#1 À la minute où vous lisez ces mots, Shein propose jusqu’à 600.000 articles en vente, avec un prix moyen de 10 dollars. Et chaque jour, ce sont jusqu’à 10.000 nouveaux produits qui viennent s’ajouter à son catalogue en ligne. Et si on précise ‘en ligne’, c’est parce que depuis le 5 novembre 2025, Shein vend aussi ses produits en magasin. Le géant chinois de l’e-commerce, comme on aime l’appeler, s’est offert une place au sixième étage du BHV Marais de Paris, capitale mondiale de la mode. Entre amendes, accusations de conditions de travail abusives, plagiat, produits non conformes, surconsommation, dark patterns et désastre environnemental, Gondola décortique le cas Shein pour vous en 7 grands axes.

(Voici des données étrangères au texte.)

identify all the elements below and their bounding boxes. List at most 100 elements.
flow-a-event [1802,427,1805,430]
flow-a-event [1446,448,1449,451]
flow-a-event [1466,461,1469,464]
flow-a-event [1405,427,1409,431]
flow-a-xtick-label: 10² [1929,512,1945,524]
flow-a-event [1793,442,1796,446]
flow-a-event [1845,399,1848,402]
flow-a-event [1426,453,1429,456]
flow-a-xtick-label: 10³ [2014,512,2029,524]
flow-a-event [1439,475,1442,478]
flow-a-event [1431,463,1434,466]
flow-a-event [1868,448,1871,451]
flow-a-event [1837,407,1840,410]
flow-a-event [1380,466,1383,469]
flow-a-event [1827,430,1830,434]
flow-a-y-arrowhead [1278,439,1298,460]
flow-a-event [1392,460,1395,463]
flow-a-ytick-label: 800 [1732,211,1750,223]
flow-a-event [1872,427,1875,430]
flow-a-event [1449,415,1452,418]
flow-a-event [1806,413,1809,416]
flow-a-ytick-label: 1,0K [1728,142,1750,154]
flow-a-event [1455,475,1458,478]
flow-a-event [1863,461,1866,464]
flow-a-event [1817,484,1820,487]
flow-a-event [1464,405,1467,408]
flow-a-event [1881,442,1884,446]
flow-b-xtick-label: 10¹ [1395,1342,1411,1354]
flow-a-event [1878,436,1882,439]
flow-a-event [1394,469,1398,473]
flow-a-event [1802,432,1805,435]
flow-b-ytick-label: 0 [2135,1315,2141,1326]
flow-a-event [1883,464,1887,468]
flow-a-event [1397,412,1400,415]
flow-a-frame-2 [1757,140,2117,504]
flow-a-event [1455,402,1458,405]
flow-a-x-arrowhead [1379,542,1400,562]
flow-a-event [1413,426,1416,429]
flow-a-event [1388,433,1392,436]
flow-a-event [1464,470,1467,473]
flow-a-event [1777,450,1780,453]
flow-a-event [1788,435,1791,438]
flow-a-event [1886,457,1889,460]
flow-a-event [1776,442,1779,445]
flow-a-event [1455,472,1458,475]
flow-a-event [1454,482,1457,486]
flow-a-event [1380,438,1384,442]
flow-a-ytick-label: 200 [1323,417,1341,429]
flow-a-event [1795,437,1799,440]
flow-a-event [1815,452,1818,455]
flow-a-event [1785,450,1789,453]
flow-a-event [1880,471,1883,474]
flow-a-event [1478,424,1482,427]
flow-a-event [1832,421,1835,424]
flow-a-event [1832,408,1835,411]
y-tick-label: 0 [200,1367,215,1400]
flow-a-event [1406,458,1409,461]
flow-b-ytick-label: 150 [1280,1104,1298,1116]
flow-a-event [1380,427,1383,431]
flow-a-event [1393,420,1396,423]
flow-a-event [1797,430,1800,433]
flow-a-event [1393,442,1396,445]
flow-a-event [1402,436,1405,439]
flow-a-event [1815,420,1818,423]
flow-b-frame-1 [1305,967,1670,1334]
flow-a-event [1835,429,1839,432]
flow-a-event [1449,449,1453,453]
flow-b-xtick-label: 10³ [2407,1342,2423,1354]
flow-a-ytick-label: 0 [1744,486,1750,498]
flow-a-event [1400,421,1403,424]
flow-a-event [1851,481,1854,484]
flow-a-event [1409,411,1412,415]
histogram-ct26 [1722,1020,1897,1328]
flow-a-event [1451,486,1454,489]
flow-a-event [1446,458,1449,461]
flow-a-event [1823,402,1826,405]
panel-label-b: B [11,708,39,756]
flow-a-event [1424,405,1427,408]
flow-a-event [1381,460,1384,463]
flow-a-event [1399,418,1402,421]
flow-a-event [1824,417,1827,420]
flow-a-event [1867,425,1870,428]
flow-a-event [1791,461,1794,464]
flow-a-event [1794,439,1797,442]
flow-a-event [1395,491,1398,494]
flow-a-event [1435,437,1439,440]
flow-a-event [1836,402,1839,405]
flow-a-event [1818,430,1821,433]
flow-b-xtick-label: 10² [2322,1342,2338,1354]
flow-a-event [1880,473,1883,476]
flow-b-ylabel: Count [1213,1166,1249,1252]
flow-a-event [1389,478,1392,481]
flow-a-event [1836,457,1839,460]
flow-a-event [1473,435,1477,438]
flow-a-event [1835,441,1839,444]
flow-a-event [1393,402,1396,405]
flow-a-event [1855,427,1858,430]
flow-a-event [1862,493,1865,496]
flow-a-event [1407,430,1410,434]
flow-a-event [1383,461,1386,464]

1. Quel poids pour le commerce local ? 

Tout d’abord, ce qui nous impacte le plus en Belgique aujourd’hui quand on parle de Shein, c’est la concurrence déloyale qu’exerce cet acteur sur les producteurs et retailers locaux. En vendant massivement à prix cassés, souvent sans intégrer les coûts sociaux et environnementaux, Shein met les acteurs locaux, soumis aux réglementations européennes, en difficulté. L’impact sur le commerce local est énorme, comme en témoignent les responsables de la fédération belge du commerce et des services Comeos et la fédération belge de l’e-commerce Becom. “Les prix en magasin belge sont incomparables aux prix chinois”, déclare Greet Dekocker, directrice générale de Becom. Les plus impactés sont les magasins DIY et bricolage, l’habillement et l’électro. Sur le terrain, les plaintes des commerçants sont quotidiennes, nous dit Lora Nivesse, directrice des affaires publiques chez Comeos. “Des membres de secteurs très différents – habillement, chaussures, électro, DIY – nous contactent car ils sont paniqués. C’est un mastodonte auquel on doit faire face. Les commerçants physiques ou les e-commerçants européens ont des obligations légales et des coûts auxquels ces plateformes échappent. Et cela se traduit déjà dans le chiffre d’affaires : sur la dernière année, on observe des baisses de -10 %, -8 %, -14 % dans les secteurs tels que l’habillement et le bricolage.” Selon l’experte, ces chiffres sont en partie reliés à l’essor des plateformes d’e-commerce chinoises.